MOSCOW, December 21 (RAPSI) – The Moscow District Commercial Court has repealed a ruling on transfer of a dispute between the Federal Antimonopoly Service (FAS) and Google to the Intellectual Property Court (IP Court), court documents read on Wednesday.
Initially Google filed an appeal with the Moscow District Commercial Court but the court transferred the case to the IP Court.
On December 12, the Moscow Commercial Court postponed until January 9, 2017, a hearing in a lawsuit lodged by Google Ireland Ltd. against the Federal Antimonopoly Service (FAS) over a 500,000 ruble ($8,000) fine.

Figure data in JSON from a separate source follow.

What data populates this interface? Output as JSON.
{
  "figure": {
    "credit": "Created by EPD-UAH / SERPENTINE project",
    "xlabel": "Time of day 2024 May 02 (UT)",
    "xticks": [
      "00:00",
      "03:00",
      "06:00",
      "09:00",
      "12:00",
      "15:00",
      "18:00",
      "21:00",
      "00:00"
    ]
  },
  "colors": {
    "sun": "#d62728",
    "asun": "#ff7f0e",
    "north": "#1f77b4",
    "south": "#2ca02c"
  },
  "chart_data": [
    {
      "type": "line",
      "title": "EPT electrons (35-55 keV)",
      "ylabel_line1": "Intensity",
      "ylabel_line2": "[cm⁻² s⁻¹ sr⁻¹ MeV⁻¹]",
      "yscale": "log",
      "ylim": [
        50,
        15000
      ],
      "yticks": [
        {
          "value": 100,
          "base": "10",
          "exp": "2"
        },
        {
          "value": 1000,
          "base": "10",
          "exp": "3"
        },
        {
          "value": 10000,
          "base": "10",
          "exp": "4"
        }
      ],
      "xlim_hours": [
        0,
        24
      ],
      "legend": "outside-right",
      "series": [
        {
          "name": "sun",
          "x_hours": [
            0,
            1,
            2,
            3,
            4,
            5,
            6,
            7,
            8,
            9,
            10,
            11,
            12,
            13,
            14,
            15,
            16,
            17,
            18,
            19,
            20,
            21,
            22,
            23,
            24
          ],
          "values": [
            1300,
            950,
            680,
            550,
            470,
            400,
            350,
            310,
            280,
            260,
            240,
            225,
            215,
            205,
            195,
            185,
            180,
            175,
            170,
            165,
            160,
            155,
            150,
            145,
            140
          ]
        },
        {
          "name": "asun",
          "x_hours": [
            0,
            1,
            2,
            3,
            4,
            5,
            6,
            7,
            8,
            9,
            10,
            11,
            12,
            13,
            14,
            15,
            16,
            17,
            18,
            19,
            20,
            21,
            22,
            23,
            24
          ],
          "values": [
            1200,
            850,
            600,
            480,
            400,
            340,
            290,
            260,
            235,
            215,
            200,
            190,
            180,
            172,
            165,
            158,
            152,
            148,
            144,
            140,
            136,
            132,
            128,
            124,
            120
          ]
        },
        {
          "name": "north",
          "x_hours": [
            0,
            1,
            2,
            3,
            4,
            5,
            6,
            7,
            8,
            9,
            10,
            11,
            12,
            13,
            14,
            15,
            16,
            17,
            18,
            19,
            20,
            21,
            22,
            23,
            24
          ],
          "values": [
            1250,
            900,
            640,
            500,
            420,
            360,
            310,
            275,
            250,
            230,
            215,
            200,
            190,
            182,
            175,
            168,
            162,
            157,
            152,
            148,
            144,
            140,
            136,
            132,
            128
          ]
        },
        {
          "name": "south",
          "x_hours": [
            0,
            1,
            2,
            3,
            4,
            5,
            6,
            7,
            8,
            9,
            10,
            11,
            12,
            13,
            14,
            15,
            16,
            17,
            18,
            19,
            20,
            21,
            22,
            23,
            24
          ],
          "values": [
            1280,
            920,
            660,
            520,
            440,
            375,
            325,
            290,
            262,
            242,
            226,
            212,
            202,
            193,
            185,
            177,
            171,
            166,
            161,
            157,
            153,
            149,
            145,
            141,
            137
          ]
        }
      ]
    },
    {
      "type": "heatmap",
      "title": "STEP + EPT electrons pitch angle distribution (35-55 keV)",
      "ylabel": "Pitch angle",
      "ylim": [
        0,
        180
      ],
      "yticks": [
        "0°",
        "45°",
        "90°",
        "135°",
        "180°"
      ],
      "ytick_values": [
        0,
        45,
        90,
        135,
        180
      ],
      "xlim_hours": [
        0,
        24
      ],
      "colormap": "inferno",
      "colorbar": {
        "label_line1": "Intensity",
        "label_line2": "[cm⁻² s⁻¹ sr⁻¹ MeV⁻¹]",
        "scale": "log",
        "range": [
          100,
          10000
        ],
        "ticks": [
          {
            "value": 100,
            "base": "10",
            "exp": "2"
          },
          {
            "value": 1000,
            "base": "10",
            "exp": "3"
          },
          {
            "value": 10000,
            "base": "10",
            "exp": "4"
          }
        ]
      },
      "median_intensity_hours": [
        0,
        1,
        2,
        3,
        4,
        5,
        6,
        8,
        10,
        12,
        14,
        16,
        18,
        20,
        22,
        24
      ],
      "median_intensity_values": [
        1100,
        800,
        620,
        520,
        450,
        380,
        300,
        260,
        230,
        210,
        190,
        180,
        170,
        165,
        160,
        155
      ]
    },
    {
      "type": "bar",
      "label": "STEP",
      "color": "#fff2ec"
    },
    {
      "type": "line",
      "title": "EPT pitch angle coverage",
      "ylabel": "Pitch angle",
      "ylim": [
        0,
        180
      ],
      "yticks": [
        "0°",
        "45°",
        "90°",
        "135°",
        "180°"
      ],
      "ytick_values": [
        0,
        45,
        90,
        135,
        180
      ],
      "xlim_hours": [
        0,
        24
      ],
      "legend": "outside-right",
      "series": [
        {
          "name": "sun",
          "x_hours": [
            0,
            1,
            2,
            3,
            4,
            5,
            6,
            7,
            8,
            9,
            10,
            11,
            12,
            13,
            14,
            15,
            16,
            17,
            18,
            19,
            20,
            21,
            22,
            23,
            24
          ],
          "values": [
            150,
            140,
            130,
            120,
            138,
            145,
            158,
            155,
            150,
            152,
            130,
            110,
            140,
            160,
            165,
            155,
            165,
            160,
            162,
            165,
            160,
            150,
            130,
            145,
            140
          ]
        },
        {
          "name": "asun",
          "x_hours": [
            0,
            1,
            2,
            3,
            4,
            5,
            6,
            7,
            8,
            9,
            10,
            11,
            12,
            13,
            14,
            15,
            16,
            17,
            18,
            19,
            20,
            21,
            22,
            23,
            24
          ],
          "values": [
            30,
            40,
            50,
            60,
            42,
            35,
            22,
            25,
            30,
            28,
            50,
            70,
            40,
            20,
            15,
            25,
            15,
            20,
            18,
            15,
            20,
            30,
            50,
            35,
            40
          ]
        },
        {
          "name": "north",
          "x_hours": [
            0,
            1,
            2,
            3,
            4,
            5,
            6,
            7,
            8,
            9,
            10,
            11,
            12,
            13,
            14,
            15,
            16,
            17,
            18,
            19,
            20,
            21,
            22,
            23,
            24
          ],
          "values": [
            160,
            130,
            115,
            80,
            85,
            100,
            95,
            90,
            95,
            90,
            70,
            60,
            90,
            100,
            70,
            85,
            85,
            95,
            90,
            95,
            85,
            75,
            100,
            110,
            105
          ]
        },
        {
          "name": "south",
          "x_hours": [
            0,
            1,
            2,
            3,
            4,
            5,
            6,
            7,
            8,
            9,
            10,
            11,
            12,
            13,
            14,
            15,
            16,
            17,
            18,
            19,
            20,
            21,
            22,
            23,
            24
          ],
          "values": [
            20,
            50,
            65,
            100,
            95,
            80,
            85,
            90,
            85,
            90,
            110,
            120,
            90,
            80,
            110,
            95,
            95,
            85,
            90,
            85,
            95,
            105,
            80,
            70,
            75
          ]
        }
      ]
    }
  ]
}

Google is to file missing documents by the deadline. Otherwise, the lawsuit would be dismissed.
The watchdog held that Google Ireland Ltd. and Google Inc. had violated anti-monopoly law by abusing their dominance on the Russian market of mobile applications.
The Moscow City Court dismissed a lawsuit against the watchdog in March. On August 17, the Ninth Commercial Court of Appeals upheld the ruling.
On November 2, the watchdog fined the companies 500,000 rubles each for their failure to comply with its order.
On November 30, FAS announced that it had filed a lawsuit with a commercial court against Google, forcing it to follow the order.
Yet in September, Igor Artemyev, the Head of FAS, stated that the agency was ready to fine Google every two weeks if the company failed to comply with the order.
“In case we see the process is dragged out, we will meet every two weeks to impose new fines on them for failing to comply with the order,” Artemyev said. “It will continue until the final victory [is achieved - ed.] and final court judgement [is passed - ed.],” according to Artemyev.